T1 = [42, [20, [10, [5, [], []], [18, [], []]], []],
[100, [67, [50, [], []], []], [150, [], [2009, [], []]]]],
NewTree = [42, [20, [10, [5, [], []], [18, [], []]], [41, [], []]],
[100, [67, [50, [], []], []], [150, [], [2009, [], []]]]]
The insert predicate requires no more than four rules. (You might re-design things if your code is extending much beyond that... .)
For full credit, your path predicate should work when A, B, and/or Path are variables. However, you may assume that Graph is a fully-instantiated list of edges -- again, it will not contain any cycles.
This time, you might use this graph1 predicate:graph1( [ [a,b], [b,c], [c,d], [b,w], [w,x], [x,z], [b,z] ] ).Then you can use this to bind a variable to the above data before testing.
Here are two example queries and their resulting Prolog interactions.

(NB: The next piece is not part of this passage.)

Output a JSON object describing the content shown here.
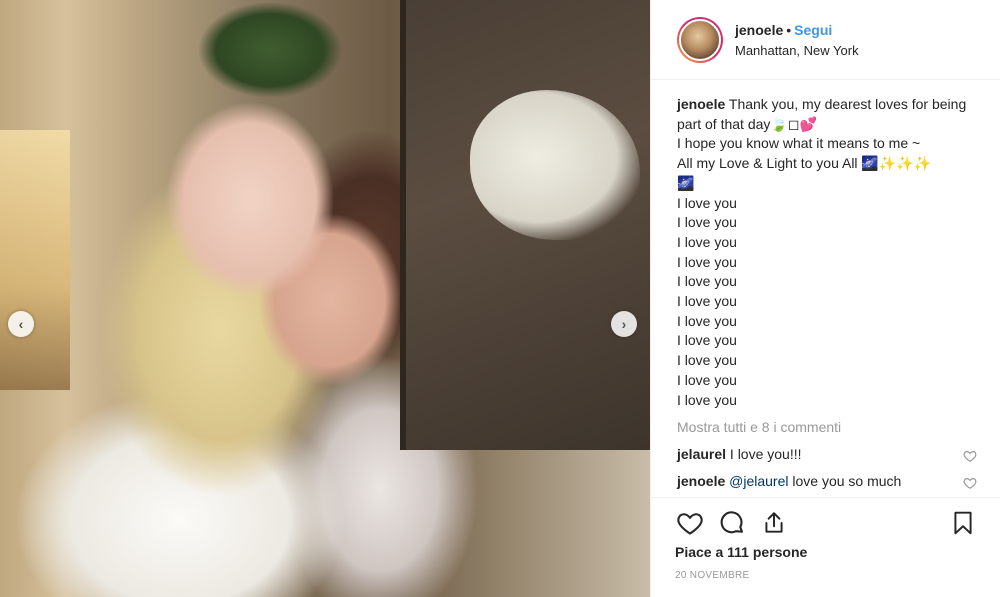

% small example ~ just finding P
graph1(G1), path( a, z, G1, P ). % user query
G1 = [[a, b], [b, c], [c, d], [b, w], [w, x], [x, z], [b, z]],
P = [a, b, w, x, z] ; % any more?
G1 = [[a, b], [b, c], [c, d], [b, w], [w, x], [x, z], [b, z]],
P = [a, b, z] ; % any more?
No
% HUGE example ~ A, B, and P are all unbound
graph1(G1), path( A, B, G1, P ). % user query
G = [[a, b], [b, c], [c, d], [b, w], [w, x], [x, z], [b, z]],
A = B,
P = [B] ;
G = [[a, b], [b, c], [c, d], [b, w], [w, x], [x, z], [b, z]],
A = a,
B = b,
P = [a, b] ;
G = [[a, b], [b, c], [c, d], [b, w], [w, x], [x, z], [b, z]],
A = a,
B = c,
P = [a, b, c] ;
G = [[a, b], [b, c], [c, d], [b, w], [w, x], [x, z], [b, z]],
A = a,
B = d,
P = [a, b, c, d] ;
G = [[a, b], [b, c], [c, d], [b, w], [w, x], [x, z], [b, z]],
A = a,
B = w,
P = [a, b, w] ;
G = [[a, b], [b, c], [c, d], [b, w], [w, x], [x, z], [b, z]],
A = a,
B = x,
P = [a, b, w, x] ;
G = [[a, b], [b, c], [c, d], [b, w], [w, x], [x, z], [b, z]],
A = a,
B = z,
P = [a, b, w, x, z] ;
G = [[a, b], [b, c], [c, d], [b, w], [w, x], [x, z], [b, z]],
A = a,
B = z,
P = [a, b, z] ;
G = [[a, b], [b, c], [c, d], [b, w], [w, x], [x, z], [b, z]],
A = b,
B = c,
P = [b, c] ;
G = [[a, b], [b, c], [c, d], [b, w], [w, x], [x, z], [b, z]],
A = b,
B = d,
P = [b, c, d] ;
G = [[a, b], [b, c], [c, d], [b, w], [w, x], [x, z], [b, z]],
A = c,
B = d,
P = [c, d] ;
G = [[a, b], [b, c], [c, d], [b, w], [w, x], [x, z], [b, z]],
A = b,
B = w,
P = [b, w] ;
G = [[a, b], [b, c], [c, d], [b, w], [w, x], [x, z], [b, z]],
A = b,
B = x,
P = [b, w, x] ;
G = [[a, b], [b, c], [c, d], [b, w], [w, x], [x, z], [b, z]],
A = b,
B = z,
P = [b, w, x, z] ;
G = [[a, b], [b, c], [c, d], [b, w], [w, x], [x, z], [b, z]],
A = w,
B = x,
P = [w, x] ;
G = [[a, b], [b, c], [c, d], [b, w], [w, x], [x, z], [b, z]],
A = w,
B = z,
P = [w, x, z] ;
G = [[a, b], [b, c], [c, d], [b, w], [w, x], [x, z], [b, z]],
A = x,
B = z,
P = [x, z] ;
G = [[a, b], [b, c], [c, d], [b, w], [w, x], [x, z], [b, z]],
A = b,
B = z,
P = [b, z] ;
No
The path predicate requires no more than two rules! (Well, you need the kid predicate we almost wrote in class:
kid( X, Graph, K ) :- member( [X,K], Graph ).(You might re-design things if your code is becoming much longer than that... .)
Submitting... Submit the two files: lists.pl and simpsons.pl.